Not people. Organisms.
He is one of about two dozen scientists in the world drawn to the stomachs of sea birds, the intestines of sheep and the lungs of deer -- in short, to the haunts of creatures that live inside other creatures.
The 43-year-old parasitologist has gone literally around the world in pursuit of lungworms, tapeworms, flukes and other dependent critters, returning, usually with his "souvenirs," to his cramped office in a chilly basement storage room of the federal Beltsville Agricultural Research Center.
One floor above, the National Parasite Collection has grown to 100,000 samples, the largest such collection in North America.
The collection has ranks of jars filled with wormy creatures afloat in formaldehyde and labeled "stomach of swine" and "skin of dog." From the jars, Hoberg recently plucked tapeworms he extracted from Siberian sea birds six years ago and a lungworm he discovered in a Canadian musk ox.

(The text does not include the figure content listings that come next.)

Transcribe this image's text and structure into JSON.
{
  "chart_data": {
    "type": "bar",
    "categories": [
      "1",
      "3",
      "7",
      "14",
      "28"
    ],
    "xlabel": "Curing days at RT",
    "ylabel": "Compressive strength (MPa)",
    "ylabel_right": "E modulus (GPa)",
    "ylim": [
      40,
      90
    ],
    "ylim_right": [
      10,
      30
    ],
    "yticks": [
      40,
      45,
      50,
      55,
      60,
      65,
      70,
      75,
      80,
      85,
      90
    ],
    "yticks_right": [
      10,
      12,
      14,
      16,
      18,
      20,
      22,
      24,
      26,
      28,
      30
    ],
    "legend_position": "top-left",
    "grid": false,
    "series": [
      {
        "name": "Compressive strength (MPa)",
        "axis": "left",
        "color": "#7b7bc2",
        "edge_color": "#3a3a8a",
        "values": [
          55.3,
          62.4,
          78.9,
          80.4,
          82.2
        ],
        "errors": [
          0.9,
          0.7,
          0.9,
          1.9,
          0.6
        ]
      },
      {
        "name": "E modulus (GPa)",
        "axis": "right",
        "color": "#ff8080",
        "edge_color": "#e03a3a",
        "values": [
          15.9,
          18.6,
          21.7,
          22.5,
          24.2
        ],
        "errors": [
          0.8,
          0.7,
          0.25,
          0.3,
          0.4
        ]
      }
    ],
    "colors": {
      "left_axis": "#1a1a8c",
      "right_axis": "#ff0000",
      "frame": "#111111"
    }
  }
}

These parasites are exquisite, Hoberg says -- which may not be the descriptive term the rest of us might choose.
But in them, Hoberg sees awesome power. While parasites give some birds colorful plumage, for example, they also can cause diseases such as malaria, or cripple calves at birth and wipe out populations of moose.
Hoberg has been hooked on parasites for 22 years, since he traveled to the Aleutian Islands as a student at the University of Alaska to examine sea birds.
Understanding his exquisite creatures is vital to industries and to cultures dependent on animals, Hoberg says.
"If we want to introduce any species, a new deer, or a goat into this country, and that species has a parasite that's a danger to other species, we need to know that," Hoberg says.
Domestic breeders of ostriches and llamas, for example, must know what parasites they carry before they can be sold as pets.
Sometimes the need to know is more urgent, and Hoberg has played the role of parasite detective.
In 1994, he was dispatched to Canada to figure out why musk ox in the Northwest Territories were dying in droves.
About 10 years earlier, the musk ox had been brought into Canada from Greenland as a food source for the tribes there. But wildlife biologists became alarmed when the herd of 1,800 shrank to about 900 in six years.
Hoberg and University of Saskatchewan researchers went to the Arctic, where they shot a musk ox, put it on ice and rushed it 70 miles to the nearest laboratory.
An autopsy solved their puzzle. At home in the beast's lung, they found a slithery 18-inch lungworm.
The lungworm, a new species, is in the collection now -- impressively identified as "Umingmakstrongylus pallikuukensi," a Latinized mouthful taken from the Inuit word for musk ox.
Hoberg hopes that continued study of the parasite will develop a toxin that will kill a lungworm without hurting the musk ox it lives in.
There's plenty more work to do, Hoberg says. Scientists have been studying parasites since the 1850s, but so far, only a third of the estimated 3 million parasites in the world are discovered.
Take sharks, for instance. Parasitologists have examined only 20 percent to 30 percent of the 800 known species of sharks.
But every time they get to a new kind of shark, five or six new species of tapeworms are discovered.
"The problem with parasites is that there are so many of them, and so many of them that have yet to be described," Hoberg said.
Consider Beltsville's collection as one in progress.